Thomas Jefferson: The Art of Power

Thomas Jefferson: The Art of Power - Jon Meacham *edited to show how I received the book*I must note that I received this book through the History Book Club on Goodreads, through the Published as an advance copy, for which I am very grateful to both the History Book Club, and Random House, as well as the author, Mr. Meacham.This is a magnificent effort from it's very accomplished author. One truly feels as though you have a grasp of the 3rd President of the United States as a man, and a much deeper understanding of his younger days. The book is filled with fascinating passages and I cannot recommend it highly enough. However, I have one small issue which prevents me from giving it a 5th star (see end).
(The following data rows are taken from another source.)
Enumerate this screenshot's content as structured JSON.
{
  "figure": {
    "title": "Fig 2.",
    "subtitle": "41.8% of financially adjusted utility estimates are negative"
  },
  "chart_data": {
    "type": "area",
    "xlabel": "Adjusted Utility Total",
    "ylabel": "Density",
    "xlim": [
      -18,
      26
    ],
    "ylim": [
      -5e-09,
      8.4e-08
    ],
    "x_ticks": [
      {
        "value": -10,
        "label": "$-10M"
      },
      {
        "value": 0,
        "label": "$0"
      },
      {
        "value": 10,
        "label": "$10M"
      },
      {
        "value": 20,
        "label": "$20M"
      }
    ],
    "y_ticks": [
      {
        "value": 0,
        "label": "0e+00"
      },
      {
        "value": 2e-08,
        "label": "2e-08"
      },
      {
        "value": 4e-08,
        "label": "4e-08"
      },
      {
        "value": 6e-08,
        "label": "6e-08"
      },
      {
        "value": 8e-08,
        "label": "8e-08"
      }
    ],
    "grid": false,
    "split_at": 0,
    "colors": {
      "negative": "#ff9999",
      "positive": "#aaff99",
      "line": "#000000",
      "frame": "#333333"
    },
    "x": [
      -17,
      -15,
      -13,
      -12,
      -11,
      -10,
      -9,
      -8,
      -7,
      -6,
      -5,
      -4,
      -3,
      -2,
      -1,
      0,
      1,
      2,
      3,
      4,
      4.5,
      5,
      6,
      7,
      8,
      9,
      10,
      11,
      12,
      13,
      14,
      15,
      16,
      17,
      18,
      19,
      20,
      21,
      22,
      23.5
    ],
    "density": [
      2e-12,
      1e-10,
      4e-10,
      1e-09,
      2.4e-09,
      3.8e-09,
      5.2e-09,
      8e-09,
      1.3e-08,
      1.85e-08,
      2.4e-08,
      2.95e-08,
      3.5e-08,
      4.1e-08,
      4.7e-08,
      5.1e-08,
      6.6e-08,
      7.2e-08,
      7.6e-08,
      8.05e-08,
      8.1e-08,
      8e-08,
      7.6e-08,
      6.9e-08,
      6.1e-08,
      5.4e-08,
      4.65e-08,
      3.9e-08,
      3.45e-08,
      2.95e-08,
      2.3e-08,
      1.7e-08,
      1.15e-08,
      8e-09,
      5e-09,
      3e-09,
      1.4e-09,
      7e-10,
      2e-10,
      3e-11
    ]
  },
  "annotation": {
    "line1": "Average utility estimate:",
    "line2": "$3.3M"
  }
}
The book is ostensibly about his use of personal and political power, and does make the case...without illustrating it. Time again we're told of the manner of management and of manipulation (Meacham is to be lauded for his even-handed and balanced approach to a man you can easily love or hate) but we're only provided a few examples of it. He whets my appetite for knowledge of the mechanics of his administration, but fails to sate it. I realize he might have wanted to avoid ranging into too technical an arena, and to keep the book in the spectrum of potential best-sellers, which he did, and the book has, but Jefferson's Aggressive-Passive methods are largely still a mystery to me at this point. I felt as though I needed about double the content for the period covering his time as Vice-President and President. I imagine that a couple of books on Madison will probably do the trick. However, it is a really good book, so I think in the end it wins back a star simply for being so much better than most of what there is to read. In comparison, it's a superb book. It just came so close to being the perfect accomplishment of it's mission, I wished it could have made that final step.